WASHINGTON - Winners and losers among drugmakers, insurers and other health companies could emerge as soon as next week as U.S. lawmakers prepare to unveil their long-awaited healthcare reform proposals.

Congressional leaders are preparing legislation to expand health insurance to the nation's 46 million uninsured while seeking to cut costs elsewhere to pay for wider coverage. Much of the deliberations have taken place in private, creating suspense over what kind of changes the industry will face.

Everybody's just anxious to know how they're going to start fleshing out the details and making the tough decisions, said Kim Monk, a healthcare analyst with Capital Alpha Partners. Right now, everything's still on the table.

Some options include creating a government-run health insurance plan to compete with private payers, requiring all Americans to buy some kind of coverage and taxing health benefits now provided to workers by their companies.

Details could come in June, with members of the House of Representatives and the Senate aiming to pass legislation before Congress' August recess.

Insurers and other healthcare companies, which have been bracing for major changes long before U.S. President Barack Obama took office, already saw their shares take a hit. Some fell as much as 19 percent in February when Obama released his initial federal budget plan which proposed some cuts for drugmakers and insurers, although some have recovered.

Some of the healthcare reforms could potentially damage either the pricing power or the competitive dynamics (of) the industry, Morningstar analyst Damien Conover told Reuters.

Managed care companies such as Humana Inc, UnitedHealth Group Inc and Wellpoint Inc, as well as pharmaceutical companies have the most at stake, Conover said.

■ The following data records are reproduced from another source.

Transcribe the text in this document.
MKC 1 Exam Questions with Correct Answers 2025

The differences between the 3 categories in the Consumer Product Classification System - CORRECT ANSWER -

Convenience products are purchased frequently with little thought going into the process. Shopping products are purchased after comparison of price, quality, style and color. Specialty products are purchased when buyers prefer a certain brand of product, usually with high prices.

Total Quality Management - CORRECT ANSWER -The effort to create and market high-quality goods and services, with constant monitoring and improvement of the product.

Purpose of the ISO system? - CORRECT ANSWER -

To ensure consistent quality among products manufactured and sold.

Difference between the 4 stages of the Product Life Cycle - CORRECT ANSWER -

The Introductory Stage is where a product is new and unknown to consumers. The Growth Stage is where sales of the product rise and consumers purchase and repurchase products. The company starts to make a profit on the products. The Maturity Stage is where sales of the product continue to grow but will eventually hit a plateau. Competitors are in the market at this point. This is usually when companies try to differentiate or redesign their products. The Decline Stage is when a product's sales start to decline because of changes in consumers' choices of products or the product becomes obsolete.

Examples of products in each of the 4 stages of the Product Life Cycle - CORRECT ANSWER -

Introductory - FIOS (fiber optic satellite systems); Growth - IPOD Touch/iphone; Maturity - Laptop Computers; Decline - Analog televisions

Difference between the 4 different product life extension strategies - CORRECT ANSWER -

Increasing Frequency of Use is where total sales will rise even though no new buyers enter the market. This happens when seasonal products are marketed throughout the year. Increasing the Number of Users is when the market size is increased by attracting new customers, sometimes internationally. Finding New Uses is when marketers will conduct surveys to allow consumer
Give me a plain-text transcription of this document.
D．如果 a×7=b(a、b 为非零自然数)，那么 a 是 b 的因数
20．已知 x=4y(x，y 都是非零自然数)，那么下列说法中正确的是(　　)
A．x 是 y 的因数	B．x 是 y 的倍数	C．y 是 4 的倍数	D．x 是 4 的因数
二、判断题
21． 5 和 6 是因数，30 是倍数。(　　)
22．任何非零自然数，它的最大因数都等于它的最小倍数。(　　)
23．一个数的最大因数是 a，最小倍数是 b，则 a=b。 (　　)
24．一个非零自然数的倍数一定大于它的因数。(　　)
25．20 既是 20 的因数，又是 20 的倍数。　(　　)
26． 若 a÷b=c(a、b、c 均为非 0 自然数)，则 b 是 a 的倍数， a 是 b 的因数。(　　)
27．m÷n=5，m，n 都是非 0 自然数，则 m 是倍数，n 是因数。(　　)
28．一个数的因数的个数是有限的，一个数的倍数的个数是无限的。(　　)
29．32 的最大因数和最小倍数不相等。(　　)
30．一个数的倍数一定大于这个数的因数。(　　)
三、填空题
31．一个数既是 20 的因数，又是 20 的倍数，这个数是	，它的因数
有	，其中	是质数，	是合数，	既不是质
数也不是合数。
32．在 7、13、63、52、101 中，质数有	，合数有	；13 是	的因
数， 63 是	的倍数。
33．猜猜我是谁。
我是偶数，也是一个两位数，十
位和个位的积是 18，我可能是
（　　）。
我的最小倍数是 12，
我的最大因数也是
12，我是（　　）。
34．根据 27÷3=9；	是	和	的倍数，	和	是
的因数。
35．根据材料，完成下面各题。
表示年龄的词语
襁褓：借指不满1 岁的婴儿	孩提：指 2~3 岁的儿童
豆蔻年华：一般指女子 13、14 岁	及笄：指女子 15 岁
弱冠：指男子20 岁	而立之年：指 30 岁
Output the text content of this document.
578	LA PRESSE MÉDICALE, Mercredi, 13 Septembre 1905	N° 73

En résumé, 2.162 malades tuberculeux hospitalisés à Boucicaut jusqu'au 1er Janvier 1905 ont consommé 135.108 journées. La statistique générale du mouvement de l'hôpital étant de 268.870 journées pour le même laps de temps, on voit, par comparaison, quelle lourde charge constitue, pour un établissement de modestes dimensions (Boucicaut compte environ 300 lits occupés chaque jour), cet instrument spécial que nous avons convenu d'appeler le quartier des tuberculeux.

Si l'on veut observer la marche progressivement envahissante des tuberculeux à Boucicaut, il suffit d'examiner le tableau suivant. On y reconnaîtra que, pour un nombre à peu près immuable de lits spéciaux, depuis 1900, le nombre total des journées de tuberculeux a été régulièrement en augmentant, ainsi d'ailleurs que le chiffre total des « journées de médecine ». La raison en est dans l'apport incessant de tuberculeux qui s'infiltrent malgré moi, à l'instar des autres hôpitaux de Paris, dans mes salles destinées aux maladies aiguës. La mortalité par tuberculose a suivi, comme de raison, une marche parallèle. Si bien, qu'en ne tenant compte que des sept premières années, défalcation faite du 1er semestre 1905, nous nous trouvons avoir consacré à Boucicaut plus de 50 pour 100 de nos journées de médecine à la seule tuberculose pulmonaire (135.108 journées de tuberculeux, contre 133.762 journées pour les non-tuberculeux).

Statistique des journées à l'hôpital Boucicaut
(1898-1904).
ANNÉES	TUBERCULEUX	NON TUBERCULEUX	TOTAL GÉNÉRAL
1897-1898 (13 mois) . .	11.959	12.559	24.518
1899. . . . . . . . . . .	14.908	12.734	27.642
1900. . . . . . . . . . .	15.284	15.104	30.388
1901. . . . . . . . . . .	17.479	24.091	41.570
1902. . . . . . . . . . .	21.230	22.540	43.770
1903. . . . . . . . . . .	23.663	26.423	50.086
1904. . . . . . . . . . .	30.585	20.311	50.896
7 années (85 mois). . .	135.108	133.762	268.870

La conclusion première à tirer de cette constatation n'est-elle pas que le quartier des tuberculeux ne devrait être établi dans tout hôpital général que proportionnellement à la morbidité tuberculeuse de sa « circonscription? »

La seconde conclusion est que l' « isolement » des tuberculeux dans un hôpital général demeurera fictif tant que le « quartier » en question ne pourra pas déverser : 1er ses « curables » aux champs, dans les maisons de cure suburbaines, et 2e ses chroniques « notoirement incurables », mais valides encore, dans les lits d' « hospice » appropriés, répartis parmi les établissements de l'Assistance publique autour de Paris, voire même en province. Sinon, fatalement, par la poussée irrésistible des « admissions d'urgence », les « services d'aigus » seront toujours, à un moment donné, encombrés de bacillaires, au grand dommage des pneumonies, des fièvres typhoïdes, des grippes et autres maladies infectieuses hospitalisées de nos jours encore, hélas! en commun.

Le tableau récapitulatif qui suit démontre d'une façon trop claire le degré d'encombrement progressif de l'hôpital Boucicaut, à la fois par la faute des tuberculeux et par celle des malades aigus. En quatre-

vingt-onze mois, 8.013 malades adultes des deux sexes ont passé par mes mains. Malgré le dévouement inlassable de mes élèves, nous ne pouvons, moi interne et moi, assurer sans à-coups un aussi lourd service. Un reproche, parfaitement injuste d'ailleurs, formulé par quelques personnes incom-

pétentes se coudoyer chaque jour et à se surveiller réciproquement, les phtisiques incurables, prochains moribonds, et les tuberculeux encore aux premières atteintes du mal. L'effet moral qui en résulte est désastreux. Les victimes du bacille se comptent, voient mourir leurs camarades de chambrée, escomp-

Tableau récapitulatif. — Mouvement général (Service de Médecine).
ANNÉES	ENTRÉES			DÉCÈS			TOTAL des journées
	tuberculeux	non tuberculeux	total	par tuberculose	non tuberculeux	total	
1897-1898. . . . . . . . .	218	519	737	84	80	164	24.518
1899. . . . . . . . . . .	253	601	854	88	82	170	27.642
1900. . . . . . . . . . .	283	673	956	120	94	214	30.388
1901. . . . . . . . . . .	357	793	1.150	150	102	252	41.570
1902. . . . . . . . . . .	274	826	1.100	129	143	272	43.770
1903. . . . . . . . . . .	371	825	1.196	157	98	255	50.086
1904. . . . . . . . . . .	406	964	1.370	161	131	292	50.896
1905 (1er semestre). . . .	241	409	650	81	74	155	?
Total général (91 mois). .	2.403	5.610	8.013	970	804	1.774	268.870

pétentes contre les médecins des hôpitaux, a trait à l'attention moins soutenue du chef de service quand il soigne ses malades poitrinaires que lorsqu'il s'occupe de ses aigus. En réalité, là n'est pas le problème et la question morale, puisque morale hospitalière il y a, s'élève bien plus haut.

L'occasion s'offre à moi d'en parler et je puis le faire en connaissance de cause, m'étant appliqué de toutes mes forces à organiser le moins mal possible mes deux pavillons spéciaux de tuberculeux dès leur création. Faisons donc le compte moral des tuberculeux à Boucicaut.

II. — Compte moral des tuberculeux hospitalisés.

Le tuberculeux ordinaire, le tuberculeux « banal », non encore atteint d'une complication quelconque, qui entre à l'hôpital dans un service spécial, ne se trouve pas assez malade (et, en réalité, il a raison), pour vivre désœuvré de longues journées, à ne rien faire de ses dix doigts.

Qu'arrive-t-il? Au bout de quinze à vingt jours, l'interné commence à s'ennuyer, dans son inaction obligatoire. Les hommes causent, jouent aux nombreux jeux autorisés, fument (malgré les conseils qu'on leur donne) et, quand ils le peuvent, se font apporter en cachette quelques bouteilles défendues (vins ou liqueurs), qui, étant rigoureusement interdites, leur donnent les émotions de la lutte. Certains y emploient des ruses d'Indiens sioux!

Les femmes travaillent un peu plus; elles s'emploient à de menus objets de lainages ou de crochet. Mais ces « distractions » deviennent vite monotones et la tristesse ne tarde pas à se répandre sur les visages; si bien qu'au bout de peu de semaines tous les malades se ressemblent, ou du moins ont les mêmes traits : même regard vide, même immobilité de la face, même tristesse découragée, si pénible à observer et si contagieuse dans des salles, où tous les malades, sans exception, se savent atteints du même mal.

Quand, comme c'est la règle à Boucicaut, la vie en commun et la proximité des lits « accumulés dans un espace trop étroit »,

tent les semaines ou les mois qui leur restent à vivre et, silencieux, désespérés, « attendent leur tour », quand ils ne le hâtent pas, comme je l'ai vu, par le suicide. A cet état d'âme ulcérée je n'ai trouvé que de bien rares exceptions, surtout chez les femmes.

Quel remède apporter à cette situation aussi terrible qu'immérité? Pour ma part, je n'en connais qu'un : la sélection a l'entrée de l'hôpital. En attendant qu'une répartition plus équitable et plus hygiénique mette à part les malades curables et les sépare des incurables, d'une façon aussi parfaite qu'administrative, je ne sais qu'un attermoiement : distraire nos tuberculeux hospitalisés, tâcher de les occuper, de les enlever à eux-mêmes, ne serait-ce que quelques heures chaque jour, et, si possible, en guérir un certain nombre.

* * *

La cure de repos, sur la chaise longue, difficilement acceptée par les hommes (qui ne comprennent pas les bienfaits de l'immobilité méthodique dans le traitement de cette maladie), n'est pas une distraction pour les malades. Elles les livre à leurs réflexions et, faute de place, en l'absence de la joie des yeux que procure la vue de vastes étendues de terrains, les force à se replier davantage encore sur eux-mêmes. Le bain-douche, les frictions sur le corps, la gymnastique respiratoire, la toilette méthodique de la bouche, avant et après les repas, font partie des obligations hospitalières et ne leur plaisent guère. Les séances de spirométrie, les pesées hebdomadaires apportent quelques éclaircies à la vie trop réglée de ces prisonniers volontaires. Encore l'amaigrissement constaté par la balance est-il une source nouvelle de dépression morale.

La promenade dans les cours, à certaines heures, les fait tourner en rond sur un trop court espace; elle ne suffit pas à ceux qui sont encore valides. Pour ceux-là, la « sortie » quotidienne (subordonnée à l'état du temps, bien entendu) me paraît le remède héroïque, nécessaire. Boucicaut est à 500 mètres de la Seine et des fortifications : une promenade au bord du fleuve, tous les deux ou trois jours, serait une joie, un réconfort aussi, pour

Congress is looking at all possible avenues to save money and has its sights trained on the Medicare and Medicaid government-run programs for the elderly, disabled and poor.

A lot of other (healthcare) industries will be impacted as well, but it's not going to hit them as dramatically, Conover said.

Other industries that could see their stocks rise or fall include hospitals, medical device makers, nursing and long-term care facilities and home healthcare companies.

Hospitals may have the most to gain. The addition of millions of paying customers could ease their burden of treating uninsured patients for little or no payment.

Other potential winners include generic drugmakers that can make cheaper versions of brand-name medicines and companies that specialize in digital medical records.

NET GAINS?

The uncertainty is unnerving what has been a thriving sector even amid the U.S. recession.

Health spending is roughly 16 percent of the U.S. gross domestic product and rises each year at about twice the rate of inflation, making it a fairly stable source of profits and jobs -- but also a ripe target for cuts.

Earlier this month, nearly every health industry group joined an effort promising to save $2 trillion over 10 years. Executives said they could trim spending on their own without hurting their companies.

We're talking about redirecting the rate of growth to other areas, Health Net Inc Chief Executive Officer Jay Gellert, whose company manages healthcare benefits through private and government-sponsored health plans, told reporters at the time.

Congress is likely to redirect it further, by potentially reducing certain Medicare and Medicaid reimbursements, curbing payments for privately-run Medicare plans and boosting coverage of screening tests and health promotion programs.

Obama, who must sign any eventual bill into law, has also said he wants to see lower prescription drug costs and expanded technology and wellness efforts.

Reduced payments could be offset by basic coverage to millions more patients, but the impact to companies' bottom lines remains to be seen.

For most of the biggest companies comprehensive health reform legislation is a positive, said Rick Weissenstein, a healthcare analyst with Washington Research Group.

Drugmakers and insurers have publicly committed to reforms, going so far as to participate in a White House health summit and showing a more unified front than was seen the last time such an overhaul was sought under President Bill Clinton.

But the two groups took clearly different paths.

Managed care companies have agreed to some market reforms that would require them to cover a wider swath of patients, even sicker ones, in exchange for a mandate requiring healthy consumers to buy a policy.

Drugmakers have offered broad support for expanded coverage and greater disease prevention but have not made any similar concessions or outlined changes specific to their sector.

When asked how drug companies would voluntarily save money for the healthcare system, Merck & Co CEO Richard Clark pointed to actions that could take years. Cutting drug development costs and offering generic versions of biotech drugs were among the ways, he told reporters this month.

If a bill passes, it will still take months if not years for some policies actually to be put in place, making it tough for investors and analysts to judge long-term industry impact.

Meanwhile, there's going to be anxiety up until the day this is signed, Washington Research Group's Weissenstein said.